Sunday, 30 January 2011

"Pattern Recognition" by William Gibson

Year of Publication: 2003
Number of Pages: 356 pages
Genre: Thriller, spy, science-fiction

Summary: London, 2002: Cayce Pollard is an American woman who has a peculiar allergy to certain trademarks and corporate symbols. As a result of this sensitivity, she is hired by companies who want to test out the effectiveness of their latest logos. While in London for work, Cayce is hired by a sinister advertising agency to investigate a series of mysterious and strangely addictive short film clips, known as "The Footage", which have been posted on the internet in apparently random order. As she becomes increasingly fascinated by the Footage, Cayce finds herself drawn into a murky world of espionage, and comes to believe that her investigation might lead her to answers about her own father who disappeared in New York on the morning of September 11th 2001.
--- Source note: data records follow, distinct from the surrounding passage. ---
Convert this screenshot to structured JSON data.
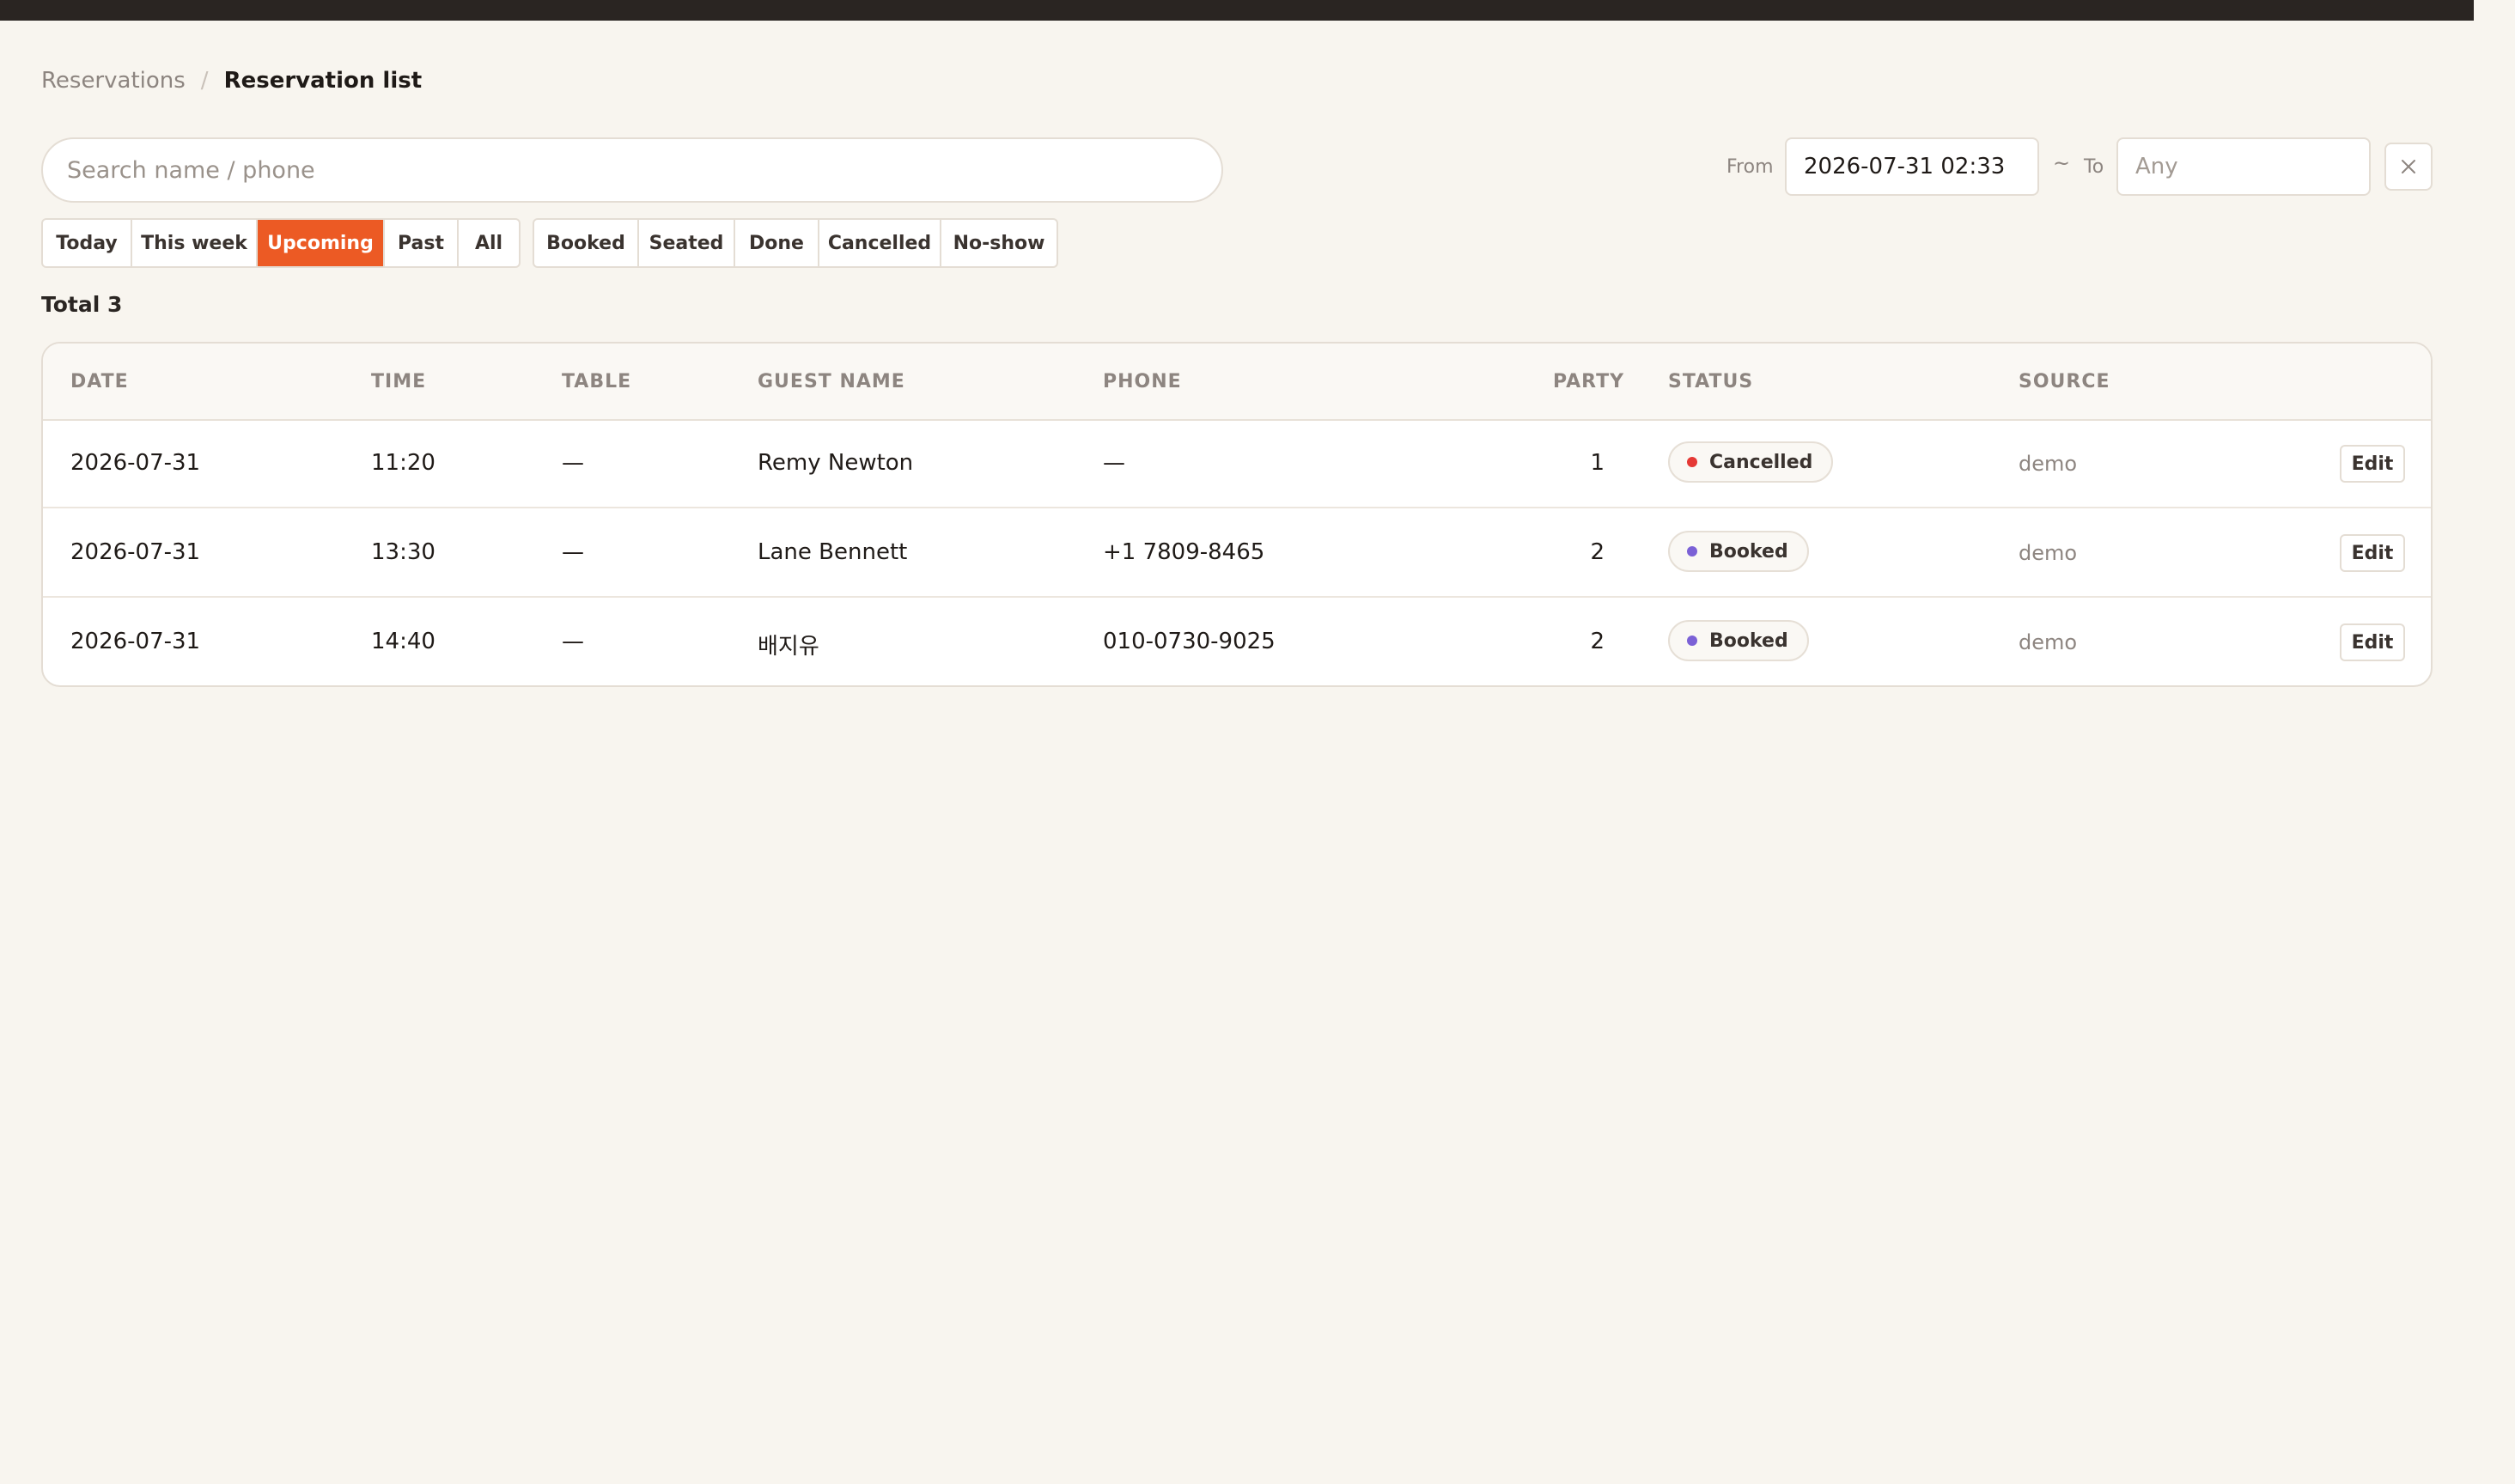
{
  "breadcrumb": {
    "parent": "Reservations",
    "separator": "/",
    "current": "Reservation list"
  },
  "search": {
    "placeholder": "Search name / phone",
    "value": ""
  },
  "date_range": {
    "from_label": "From",
    "from_value": "2026-07-31 02:33",
    "separator": "~",
    "to_label": "To",
    "to_placeholder": "Any",
    "clear_icon": "close-icon"
  },
  "period_filters": [
    {
      "label": "Today",
      "active": false
    },
    {
      "label": "This week",
      "active": false
    },
    {
      "label": "Upcoming",
      "active": true
    },
    {
      "label": "Past",
      "active": false
    },
    {
      "label": "All",
      "active": false
    }
  ],
  "status_filters": [
    {
      "label": "Booked"
    },
    {
      "label": "Seated"
    },
    {
      "label": "Done"
    },
    {
      "label": "Cancelled"
    },
    {
      "label": "No-show"
    }
  ],
  "total": "Total 3",
  "table": {
    "columns": [
      "DATE",
      "TIME",
      "TABLE",
      "GUEST NAME",
      "PHONE",
      "PARTY",
      "STATUS",
      "SOURCE"
    ],
    "rows": [
      {
        "date": "2026-07-31",
        "time": "11:20",
        "table": "—",
        "guest": "Remy Newton",
        "phone": "—",
        "party": "1",
        "status": "Cancelled",
        "status_color": "#e53935",
        "source": "demo",
        "action": "Edit"
      },
      {
        "date": "2026-07-31",
        "time": "13:30",
        "table": "—",
        "guest": "Lane Bennett",
        "phone": "+1 7809-8465",
        "party": "2",
        "status": "Booked",
        "status_color": "#7b61d6",
        "source": "demo",
        "action": "Edit"
      },
      {
        "date": "2026-07-31",
        "time": "14:40",
        "table": "—",
        "guest": "배지유",
        "phone": "010-0730-9025",
        "party": "2",
        "status": "Booked",
        "status_color": "#7b61d6",
        "source": "demo",
        "action": "Edit"
      }
    ]
  },
  "colors": {
    "accent": "#ec5a24",
    "background": "#f8f5ef",
    "topbar": "#2a2522"
  }
}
Opinions: This is the eighth novel from legendary science-fiction author William Gibson, who is probably best known as the writer of seminal cyberpunk work Neuromancer (1984), and is his first to be set in the contemporary world. However, despite being set in the modern world, the tone and style of the writing is very much science-fiction. The book is beautifully written in wonderfully vivid, descriptive prose and has moments of sheer poetry. Also it contains some of the best descriptions of internet forums and message boards. The storyline has an intriguing mystery at the centre which keeps the interest even if, at times, the story becomes slightly simplistic. Also, while the character of Cayce Pollard is a complex and engaging character, the other figures in the novel tend to be slightly bland and uninteresting.
However, the novel is a fascinating thriller which is beautifully written and has plenty of big ideas.

1 comment:

  1. I read the first chapter of this recently and found it really interesting. I have already read all of Gibson's Sprawl trilogy, and the first two novels of the Bridge trilogy, so I'll get to this after "All Tomorrow's Parties." Few writers are as consistently interesting to me as Gibson; as far as I'm concerned in science fiction there are only two writers who are better, and they are Philip K. Dick and Ursula K. Le Guin.